In the volume-based frequency particle size distribution, each particle has a maximum diameter in the region of 0.07 μm or more and less than 0.5 μm, 3 μm or more and less than 15 μm, and 30 μm or more and less than 70 μm, and the particle content A is 0.5 μm or more and less than 3 μm and 15 μm or more.

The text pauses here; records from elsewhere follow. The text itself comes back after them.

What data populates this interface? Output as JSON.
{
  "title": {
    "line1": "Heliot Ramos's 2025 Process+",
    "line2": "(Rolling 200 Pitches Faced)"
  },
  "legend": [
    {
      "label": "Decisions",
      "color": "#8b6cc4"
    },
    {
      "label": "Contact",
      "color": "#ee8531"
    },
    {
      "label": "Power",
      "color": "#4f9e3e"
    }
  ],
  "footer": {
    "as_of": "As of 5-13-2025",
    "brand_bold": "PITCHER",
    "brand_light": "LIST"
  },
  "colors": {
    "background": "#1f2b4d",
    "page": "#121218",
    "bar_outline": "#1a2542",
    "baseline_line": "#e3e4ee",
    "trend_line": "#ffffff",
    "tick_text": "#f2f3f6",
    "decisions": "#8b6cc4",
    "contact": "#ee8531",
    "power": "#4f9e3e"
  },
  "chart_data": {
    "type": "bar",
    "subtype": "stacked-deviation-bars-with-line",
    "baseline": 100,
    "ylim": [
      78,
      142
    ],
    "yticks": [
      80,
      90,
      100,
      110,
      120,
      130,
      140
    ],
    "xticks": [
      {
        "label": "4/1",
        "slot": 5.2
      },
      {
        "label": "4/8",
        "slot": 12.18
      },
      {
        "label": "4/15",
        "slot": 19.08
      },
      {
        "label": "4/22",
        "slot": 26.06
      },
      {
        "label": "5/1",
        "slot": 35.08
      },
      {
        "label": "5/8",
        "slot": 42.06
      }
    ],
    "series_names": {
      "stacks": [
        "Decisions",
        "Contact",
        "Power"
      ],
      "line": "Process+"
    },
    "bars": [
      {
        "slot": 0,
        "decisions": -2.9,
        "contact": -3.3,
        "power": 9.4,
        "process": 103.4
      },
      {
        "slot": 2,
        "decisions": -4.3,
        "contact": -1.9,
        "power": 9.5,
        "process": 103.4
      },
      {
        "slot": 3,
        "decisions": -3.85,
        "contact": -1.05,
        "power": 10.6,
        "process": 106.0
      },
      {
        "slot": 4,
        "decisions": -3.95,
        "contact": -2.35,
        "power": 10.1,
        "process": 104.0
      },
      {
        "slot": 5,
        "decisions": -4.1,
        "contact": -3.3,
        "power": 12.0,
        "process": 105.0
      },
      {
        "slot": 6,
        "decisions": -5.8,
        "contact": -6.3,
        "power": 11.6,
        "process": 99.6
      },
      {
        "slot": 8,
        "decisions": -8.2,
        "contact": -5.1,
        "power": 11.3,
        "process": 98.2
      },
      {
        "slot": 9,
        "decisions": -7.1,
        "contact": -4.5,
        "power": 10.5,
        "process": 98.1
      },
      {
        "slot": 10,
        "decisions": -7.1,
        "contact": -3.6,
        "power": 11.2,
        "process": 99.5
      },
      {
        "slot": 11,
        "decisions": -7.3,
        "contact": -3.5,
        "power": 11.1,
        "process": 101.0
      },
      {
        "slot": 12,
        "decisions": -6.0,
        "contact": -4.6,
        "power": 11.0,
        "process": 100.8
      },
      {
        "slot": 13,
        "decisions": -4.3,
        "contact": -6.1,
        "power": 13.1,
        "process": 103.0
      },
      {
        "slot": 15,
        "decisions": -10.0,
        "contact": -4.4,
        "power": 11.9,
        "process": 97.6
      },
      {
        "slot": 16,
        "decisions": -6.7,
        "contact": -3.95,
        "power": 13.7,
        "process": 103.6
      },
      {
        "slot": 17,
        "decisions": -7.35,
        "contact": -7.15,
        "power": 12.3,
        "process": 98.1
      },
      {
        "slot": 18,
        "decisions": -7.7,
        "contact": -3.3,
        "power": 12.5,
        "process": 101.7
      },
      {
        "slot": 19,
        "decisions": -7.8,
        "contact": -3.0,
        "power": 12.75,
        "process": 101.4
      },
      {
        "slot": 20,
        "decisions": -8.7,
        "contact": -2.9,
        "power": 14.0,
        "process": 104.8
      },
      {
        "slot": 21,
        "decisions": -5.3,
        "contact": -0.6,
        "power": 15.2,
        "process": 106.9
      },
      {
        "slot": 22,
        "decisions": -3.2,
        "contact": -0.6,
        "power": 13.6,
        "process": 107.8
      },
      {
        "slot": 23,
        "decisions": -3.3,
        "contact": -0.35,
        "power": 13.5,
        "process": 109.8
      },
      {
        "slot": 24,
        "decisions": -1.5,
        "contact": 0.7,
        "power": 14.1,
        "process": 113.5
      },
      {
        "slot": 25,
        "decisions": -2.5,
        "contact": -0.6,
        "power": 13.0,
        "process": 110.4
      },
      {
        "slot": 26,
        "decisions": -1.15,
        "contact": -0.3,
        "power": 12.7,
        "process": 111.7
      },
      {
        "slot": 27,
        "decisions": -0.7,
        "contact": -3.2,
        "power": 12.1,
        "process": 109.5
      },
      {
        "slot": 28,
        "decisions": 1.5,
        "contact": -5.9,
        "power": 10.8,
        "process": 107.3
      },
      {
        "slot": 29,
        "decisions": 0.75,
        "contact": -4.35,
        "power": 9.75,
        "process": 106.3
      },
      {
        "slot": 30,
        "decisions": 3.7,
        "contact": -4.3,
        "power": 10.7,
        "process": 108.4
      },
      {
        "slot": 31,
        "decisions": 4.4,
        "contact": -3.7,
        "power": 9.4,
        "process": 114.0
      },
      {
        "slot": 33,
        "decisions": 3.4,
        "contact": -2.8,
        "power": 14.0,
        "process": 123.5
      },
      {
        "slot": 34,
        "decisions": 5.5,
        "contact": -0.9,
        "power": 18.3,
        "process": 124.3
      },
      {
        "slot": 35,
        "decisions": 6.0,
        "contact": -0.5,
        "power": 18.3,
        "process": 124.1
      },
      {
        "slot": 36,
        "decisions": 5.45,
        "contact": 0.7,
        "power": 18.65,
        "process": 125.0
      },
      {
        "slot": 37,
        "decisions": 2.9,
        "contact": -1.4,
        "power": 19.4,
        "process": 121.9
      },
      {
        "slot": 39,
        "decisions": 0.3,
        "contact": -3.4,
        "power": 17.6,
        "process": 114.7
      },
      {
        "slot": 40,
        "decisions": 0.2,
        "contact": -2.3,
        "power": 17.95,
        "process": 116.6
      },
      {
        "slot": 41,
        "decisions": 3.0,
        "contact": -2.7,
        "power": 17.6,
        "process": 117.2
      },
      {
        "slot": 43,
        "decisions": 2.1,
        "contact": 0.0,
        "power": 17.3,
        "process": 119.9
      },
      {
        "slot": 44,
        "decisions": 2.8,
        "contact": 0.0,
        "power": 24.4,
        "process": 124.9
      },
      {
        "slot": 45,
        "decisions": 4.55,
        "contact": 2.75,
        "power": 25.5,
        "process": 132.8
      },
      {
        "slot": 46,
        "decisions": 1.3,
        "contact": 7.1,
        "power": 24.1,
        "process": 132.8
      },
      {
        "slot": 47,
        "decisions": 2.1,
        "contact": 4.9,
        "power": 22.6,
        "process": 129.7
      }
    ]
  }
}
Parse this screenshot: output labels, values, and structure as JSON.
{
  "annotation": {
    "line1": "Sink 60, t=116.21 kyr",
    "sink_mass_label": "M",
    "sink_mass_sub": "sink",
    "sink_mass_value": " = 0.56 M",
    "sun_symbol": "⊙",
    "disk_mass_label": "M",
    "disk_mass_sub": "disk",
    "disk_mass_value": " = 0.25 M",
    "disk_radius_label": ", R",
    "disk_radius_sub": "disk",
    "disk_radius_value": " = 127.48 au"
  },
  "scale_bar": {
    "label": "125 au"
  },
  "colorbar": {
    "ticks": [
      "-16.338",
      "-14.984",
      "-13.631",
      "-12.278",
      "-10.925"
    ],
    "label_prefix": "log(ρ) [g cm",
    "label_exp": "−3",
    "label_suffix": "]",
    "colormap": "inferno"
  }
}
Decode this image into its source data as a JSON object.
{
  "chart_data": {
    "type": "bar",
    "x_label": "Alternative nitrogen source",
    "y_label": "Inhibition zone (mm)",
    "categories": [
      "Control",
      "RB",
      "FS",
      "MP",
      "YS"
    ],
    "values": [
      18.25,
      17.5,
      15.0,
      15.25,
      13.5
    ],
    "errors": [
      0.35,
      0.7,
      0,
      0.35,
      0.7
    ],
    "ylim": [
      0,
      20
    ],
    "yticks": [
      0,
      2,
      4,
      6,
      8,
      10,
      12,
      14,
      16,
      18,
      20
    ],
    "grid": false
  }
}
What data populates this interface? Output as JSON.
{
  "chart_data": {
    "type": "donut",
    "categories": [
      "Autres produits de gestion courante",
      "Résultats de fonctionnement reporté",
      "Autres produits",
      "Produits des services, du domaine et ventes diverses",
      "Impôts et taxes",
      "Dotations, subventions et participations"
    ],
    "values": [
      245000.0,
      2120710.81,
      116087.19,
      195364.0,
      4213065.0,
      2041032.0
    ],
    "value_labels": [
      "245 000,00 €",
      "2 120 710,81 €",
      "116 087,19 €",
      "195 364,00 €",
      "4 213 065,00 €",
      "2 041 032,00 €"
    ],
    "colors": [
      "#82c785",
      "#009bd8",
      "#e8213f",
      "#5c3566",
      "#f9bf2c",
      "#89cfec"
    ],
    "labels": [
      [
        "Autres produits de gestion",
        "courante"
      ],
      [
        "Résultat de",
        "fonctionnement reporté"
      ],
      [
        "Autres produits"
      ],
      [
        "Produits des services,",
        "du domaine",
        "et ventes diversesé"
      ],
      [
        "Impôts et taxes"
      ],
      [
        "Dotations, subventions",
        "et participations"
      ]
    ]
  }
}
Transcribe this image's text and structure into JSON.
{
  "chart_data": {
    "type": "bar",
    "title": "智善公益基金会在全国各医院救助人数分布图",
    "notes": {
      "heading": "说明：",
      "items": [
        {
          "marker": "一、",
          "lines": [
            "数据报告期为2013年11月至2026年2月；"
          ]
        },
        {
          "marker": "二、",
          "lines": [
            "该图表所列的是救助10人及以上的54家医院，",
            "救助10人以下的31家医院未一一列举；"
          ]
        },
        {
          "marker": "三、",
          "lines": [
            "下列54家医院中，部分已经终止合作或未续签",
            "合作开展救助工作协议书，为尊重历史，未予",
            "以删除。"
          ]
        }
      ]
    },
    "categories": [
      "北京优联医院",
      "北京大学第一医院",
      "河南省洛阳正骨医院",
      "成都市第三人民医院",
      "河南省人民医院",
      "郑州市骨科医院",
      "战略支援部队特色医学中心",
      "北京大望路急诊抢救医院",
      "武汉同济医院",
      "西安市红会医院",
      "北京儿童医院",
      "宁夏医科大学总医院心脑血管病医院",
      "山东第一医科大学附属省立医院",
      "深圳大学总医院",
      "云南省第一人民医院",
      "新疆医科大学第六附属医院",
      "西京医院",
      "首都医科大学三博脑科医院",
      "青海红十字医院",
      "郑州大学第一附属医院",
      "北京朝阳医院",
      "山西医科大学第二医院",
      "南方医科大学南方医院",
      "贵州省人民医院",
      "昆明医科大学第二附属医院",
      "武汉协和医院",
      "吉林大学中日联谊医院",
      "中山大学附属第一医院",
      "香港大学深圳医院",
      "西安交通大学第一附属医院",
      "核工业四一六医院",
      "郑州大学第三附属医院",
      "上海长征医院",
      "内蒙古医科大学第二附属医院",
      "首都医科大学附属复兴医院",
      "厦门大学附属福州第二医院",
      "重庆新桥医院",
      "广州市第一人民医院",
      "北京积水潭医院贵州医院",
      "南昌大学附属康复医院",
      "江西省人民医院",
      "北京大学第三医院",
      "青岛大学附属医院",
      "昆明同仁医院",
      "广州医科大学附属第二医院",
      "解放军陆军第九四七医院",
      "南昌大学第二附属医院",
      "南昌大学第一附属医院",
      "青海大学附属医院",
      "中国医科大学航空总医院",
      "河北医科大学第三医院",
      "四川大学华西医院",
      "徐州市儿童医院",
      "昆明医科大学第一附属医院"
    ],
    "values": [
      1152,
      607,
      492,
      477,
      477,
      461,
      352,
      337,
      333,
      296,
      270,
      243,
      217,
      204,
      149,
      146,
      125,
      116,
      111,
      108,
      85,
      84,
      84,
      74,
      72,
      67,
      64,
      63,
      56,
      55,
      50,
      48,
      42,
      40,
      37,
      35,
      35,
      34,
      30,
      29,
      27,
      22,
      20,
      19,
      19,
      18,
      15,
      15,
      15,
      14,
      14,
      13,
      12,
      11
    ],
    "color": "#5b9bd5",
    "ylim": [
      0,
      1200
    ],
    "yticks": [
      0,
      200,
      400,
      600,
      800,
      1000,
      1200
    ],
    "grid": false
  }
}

An inorganic powder, wherein the ratio A / B of the particle content B of less than 30 μm is 1.2 to 3.3. The particle content in the volume-based frequency particle size distribution is 3 to 6% for particles of 0.07 μm or more and less than 0.5 μm, 40 to 60% for particles of 3 to 15 μm, 20 to 40% for 30 to 70 μm, 0.5 μm 2. The inorganic powder according to claim 1, wherein 8 to 10% is less than 3 μm and 2 to 9% is 15 μm to less than 30 μm. 2. The volume-based cumulative particle size distribution when particles having a size of 3 μm or less are collected, wherein particles having a size of 0.1 μm or less are contained at 10% or more, and particles having a size of less than 0.05 μm are not substantially contained. Or the inorganic powder of 2. The inorganic powder according to claim 1, 2, or 3, wherein the inorganic powder is a spherical amorphous silica powder. A composition comprising the inorganic powder according to claim 1 in any one of rubber and resin.